Just
Me
07.29.01
Big Daddy.
Dead Hero.
Kra-Z.
Just a few of the names I call myself. More precisely, just a few of the names
that others call me.
Some say they're masks. Disguises to hide the true me.
Maybe they were right. Once upon a time. But that's not the way it is anymore.
Not really. At least not always.
They're all just the people I wish I could be. The larger-than-life versions
of the different pieces of me.
Big Daddy is huge. He himself is a larger-than-life version of me. Full of confidence,
but not ego. The smoothest of talkers with the most slippery of backs. Nothing
phases him. Everything pleases him. And everything is "all good". People love
him for all of that, and because he makes them feel the same way.
And I love being called Big Daddy.
Dead Hero is just as I've described him to be. Something that was destroyed in
a kid has returned to be stronger, burn brighter, and create more than he ever
did. When he's dark and brooding, it's because "he's an artist." When he's out
of sorts and different, it's because he's just "practicing to be eccentric." When
he's soft and mushy, it's because he Loves deeper than the ocean.
And I don't like being called Dead Hero.
Kra-Z is the reaction to every action of fear and control. The first one out
on the dance floor, the first one on the mic, and the first one not embarrassed
to be embarrassed. The guy going out the third floor window to see if he can,
just in case he has to. The guy threatening to kick the shit out of a national
recording artist during an MTV taping, and having a few hundred people cheering
him on. The guy lighting himself on fire for the entertainment of others.
And I kinda miss being called Kra-Z.
It used to be that I hid behind Kra-Z, used him as a way to prove that I was
different from everyone else... needing to prove it to everyone else and to myself.
It used to be that I used Dead Hero as an excuse to be strange and "artistic" in
the face of people that would prefer I be more like them.
It used to be that I used Big Daddy to help me feel better than people, cooler,
someone to look up to. A rock star that wasn't. Because I was the furthest thing
from all that at the time.
But now... I realize those things served their purpose. And I don't have to prove
myself to anyone anymore. And the truth is that I never did.
I AM different, whether it's apparent or not. And that's a good thing. Most of
the time. But it's not something I have to try to be.

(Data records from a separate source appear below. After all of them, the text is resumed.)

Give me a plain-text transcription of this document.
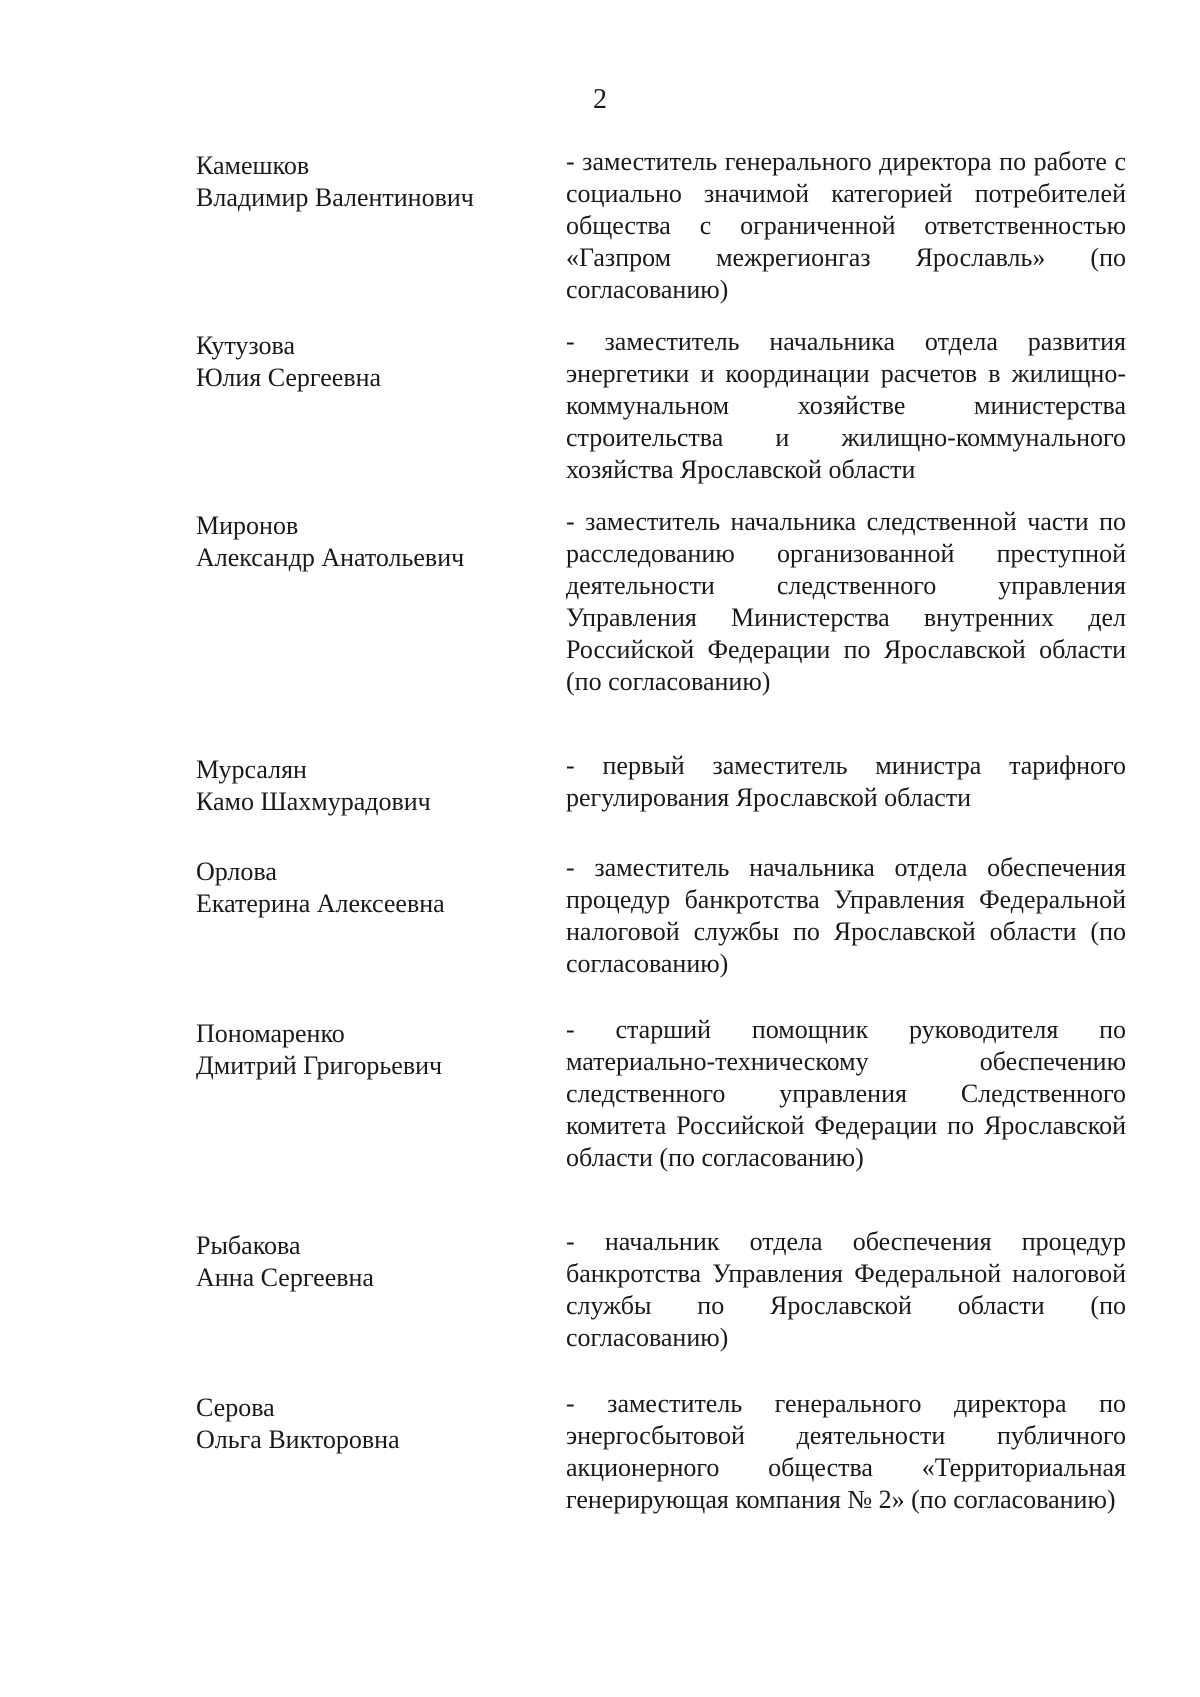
2
Камешков
Владимир Валентинович
- заместитель генерального директора по работе с социально значимой категорией потребителей общества с ограниченной ответственностью «Газпром межрегионгаз Ярославль» (по согласованию)
Кутузова
Юлия Сергеевна
- заместитель начальника отдела развития энергетики и координации расчетов в жилищно-коммунальном хозяйстве министерства строительства и жилищно-коммунального хозяйства Ярославской области
Миронов
Александр Анатольевич
- заместитель начальника следственной части по расследованию организованной преступной деятельности следственного управления Управления Министерства внутренних дел Российской Федерации по Ярославской области (по согласованию)
Мурсалян
Камо Шахмурадович
- первый заместитель министра тарифного регулирования Ярославской области
Орлова
Екатерина Алексеевна
- заместитель начальника отдела обеспечения процедур банкротства Управления Федеральной налоговой службы по Ярославской области (по согласованию)
Пономаренко
Дмитрий Григорьевич
- старший помощник руководителя по материально-техническому обеспечению следственного управления Следственного комитета Российской Федерации по Ярославской области (по согласованию)
Рыбакова
Анна Сергеевна
- начальник отдела обеспечения процедур банкротства Управления Федеральной налоговой службы по Ярославской области (по согласованию)
Серова
Ольга Викторовна
- заместитель генерального директора по энергосбытовой деятельности публичного акционерного общества «Территориальная генерирующая компания № 2» (по согласованию)
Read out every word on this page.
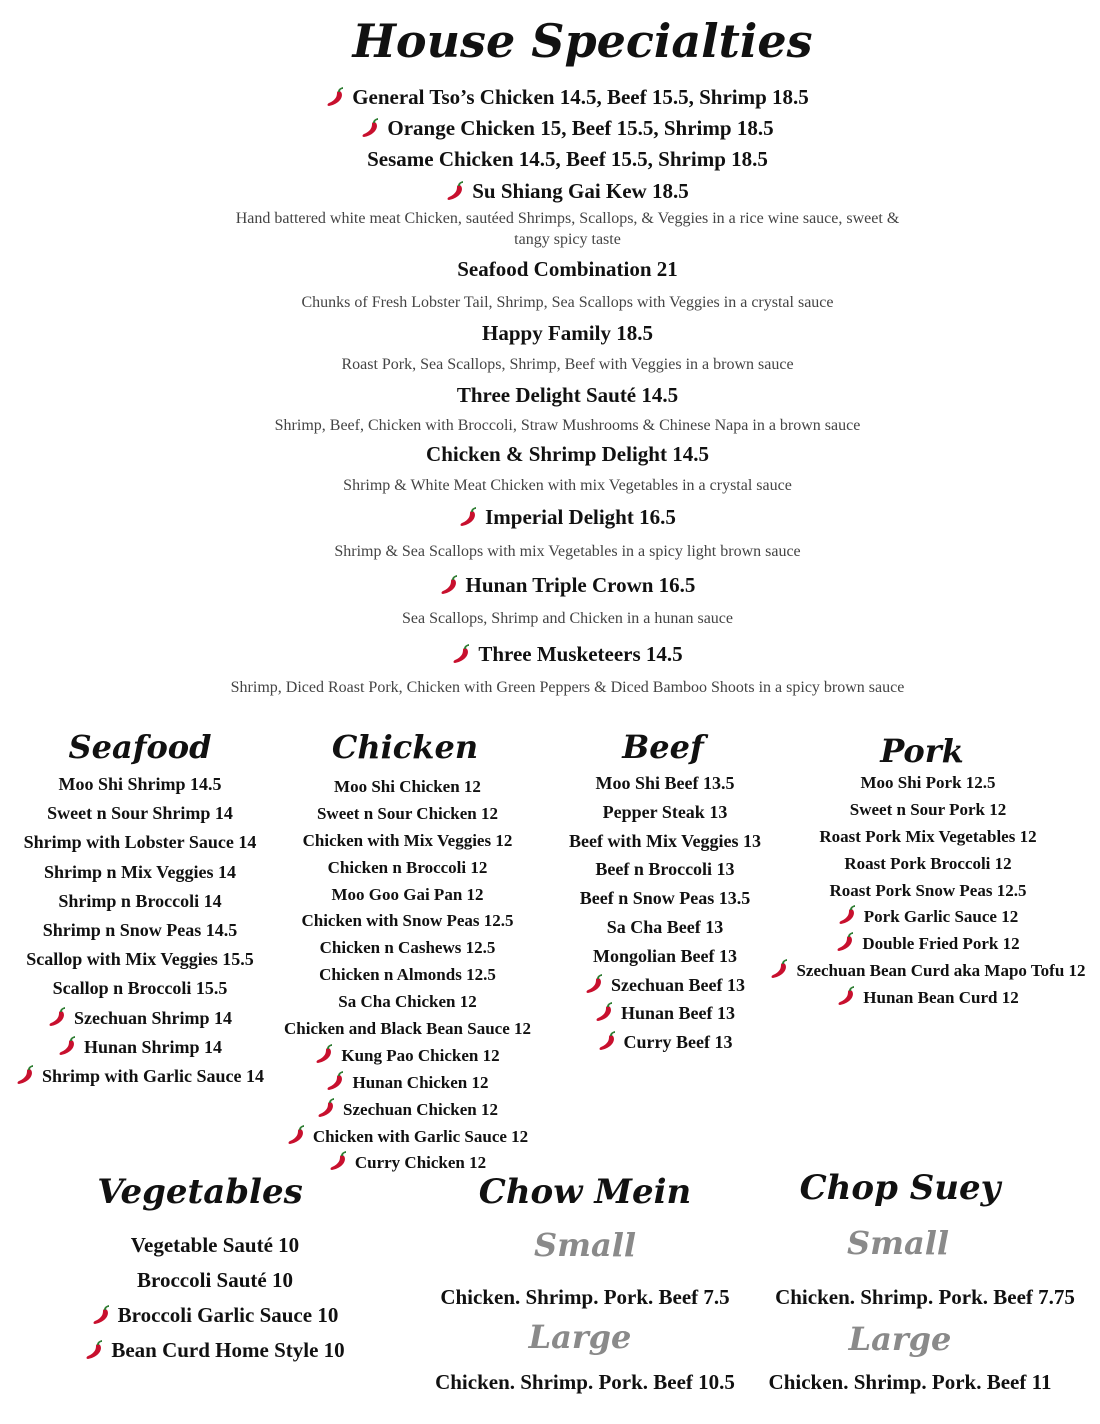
House Specialties
General Tso’s Chicken 14.5, Beef 15.5, Shrimp 18.5
Orange Chicken 15, Beef 15.5, Shrimp 18.5
Sesame Chicken 14.5, Beef 15.5, Shrimp 18.5
Su Shiang Gai Kew 18.5
Hand battered white meat Chicken, sautéed Shrimps, Scallops, & Veggies in a rice wine sauce, sweet & tangy spicy taste
Seafood Combination 21
Chunks of Fresh Lobster Tail, Shrimp, Sea Scallops with Veggies in a crystal sauce
Happy Family 18.5
Roast Pork, Sea Scallops, Shrimp, Beef with Veggies in a brown sauce
Three Delight Sauté 14.5
Shrimp, Beef, Chicken with Broccoli, Straw Mushrooms & Chinese Napa in a brown sauce
Chicken & Shrimp Delight 14.5
Shrimp & White Meat Chicken with mix Vegetables in a crystal sauce
Imperial Delight 16.5
Shrimp & Sea Scallops with mix Vegetables in a spicy light brown sauce
Hunan Triple Crown 16.5
Sea Scallops, Shrimp and Chicken in a hunan sauce
Three Musketeers 14.5
Shrimp, Diced Roast Pork, Chicken with Green Peppers & Diced Bamboo Shoots in a spicy brown sauce
Seafood
Moo Shi Shrimp 14.5
Sweet n Sour Shrimp 14
Shrimp with Lobster Sauce 14
Shrimp n Mix Veggies 14
Shrimp n Broccoli 14
Shrimp n Snow Peas 14.5
Scallop with Mix Veggies 15.5
Scallop n Broccoli 15.5
Szechuan Shrimp 14
Hunan Shrimp 14
Shrimp with Garlic Sauce 14
Chicken
Moo Shi Chicken 12
Sweet n Sour Chicken 12
Chicken with Mix Veggies 12
Chicken n Broccoli 12
Moo Goo Gai Pan 12
Chicken with Snow Peas 12.5
Chicken n Cashews 12.5
Chicken n Almonds 12.5
Sa Cha Chicken 12
Chicken and Black Bean Sauce 12
Kung Pao Chicken 12
Hunan Chicken 12
Szechuan Chicken 12
Chicken with Garlic Sauce 12
Curry Chicken 12
Beef
Moo Shi Beef 13.5
Pepper Steak 13
Beef with Mix Veggies 13
Beef n Broccoli 13
Beef n Snow Peas 13.5
Sa Cha Beef 13
Mongolian Beef 13
Szechuan Beef 13
Hunan Beef 13
Curry Beef 13
Pork
Moo Shi Pork 12.5
Sweet n Sour Pork 12
Roast Pork Mix Vegetables 12
Roast Pork Broccoli 12
Roast Pork Snow Peas 12.5
Pork Garlic Sauce 12
Double Fried Pork 12
Szechuan Bean Curd aka Mapo Tofu 12
Hunan Bean Curd 12
Vegetables
Vegetable Sauté 10
Broccoli Sauté 10
Broccoli Garlic Sauce 10
Bean Curd Home Style 10
Chow Mein
Small
Chicken. Shrimp. Pork. Beef 7.5
Large
Chicken. Shrimp. Pork. Beef 10.5
Chop Suey
Small
Chicken. Shrimp. Pork. Beef 7.75
Large
Chicken. Shrimp. Pork. Beef 11
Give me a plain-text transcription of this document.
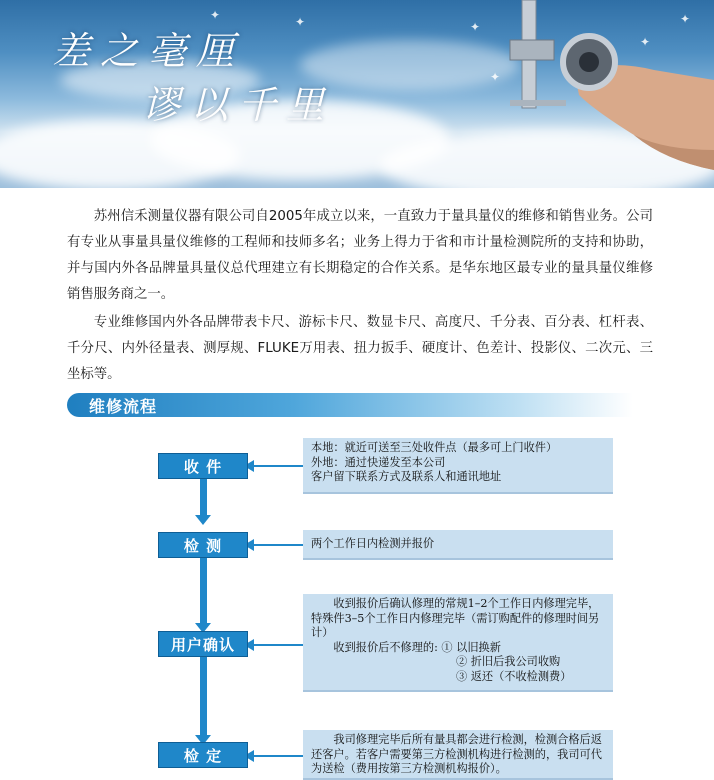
✦	✦	✦
✦
✦
✦
差之毫厘
谬以千里

苏州信禾测量仪器有限公司自2005年成立以来，一直致力于量具量仪的维修和销售业务。公司有专业从事量具量仪维修的工程师和技师多名；业务上得力于省和市计量检测院所的支持和协助，并与国内外各品牌量具量仪总代理建立有长期稳定的合作关系。是华东地区最专业的量具量仪维修销售服务商之一。

专业维修国内外各品牌带表卡尺、游标卡尺、数显卡尺、高度尺、千分表、百分表、杠杆表、千分尺、内外径量表、测厚规、FLUKE万用表、扭力扳手、硬度计、色差计、投影仪、二次元、三坐标等。

维修流程
收 件
检 测
用户确认
检 定

本地：就近可送至三处收件点（最多可上门收件）

外地：通过快递发至本公司

客户留下联系方式及联系人和通讯地址

两个工作日内检测并报价

收到报价后确认修理的常规1–2个工作日内修理完毕，特殊件3–5个工作日内修理完毕（需订购配件的修理时间另计）

收到报价后不修理的: ① 以旧换新

② 折旧后我公司收购

③ 返还（不收检测费）

我司修理完毕后所有量具都会进行检测，检测合格后返还客户。若客户需要第三方检测机构进行检测的，我司可代为送检（费用按第三方检测机构报价）。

I AM an artist. Born that way, will die that way. And whether my creations prove
that to others or not, it's what I am.
I AM someone people can look up to, cooler than most, more level than most, and
more deserving of It than most, because I want to make those around me feel the
same way.
I do love being called by my nicknames by those I don't really know because It
still sets me a bit apart. But when those people get to know me, they realize
that whatever name of mine they met, whatever "character" of mine they met...
underneath It all, I'm just me.
And I think that's a pretty good thing.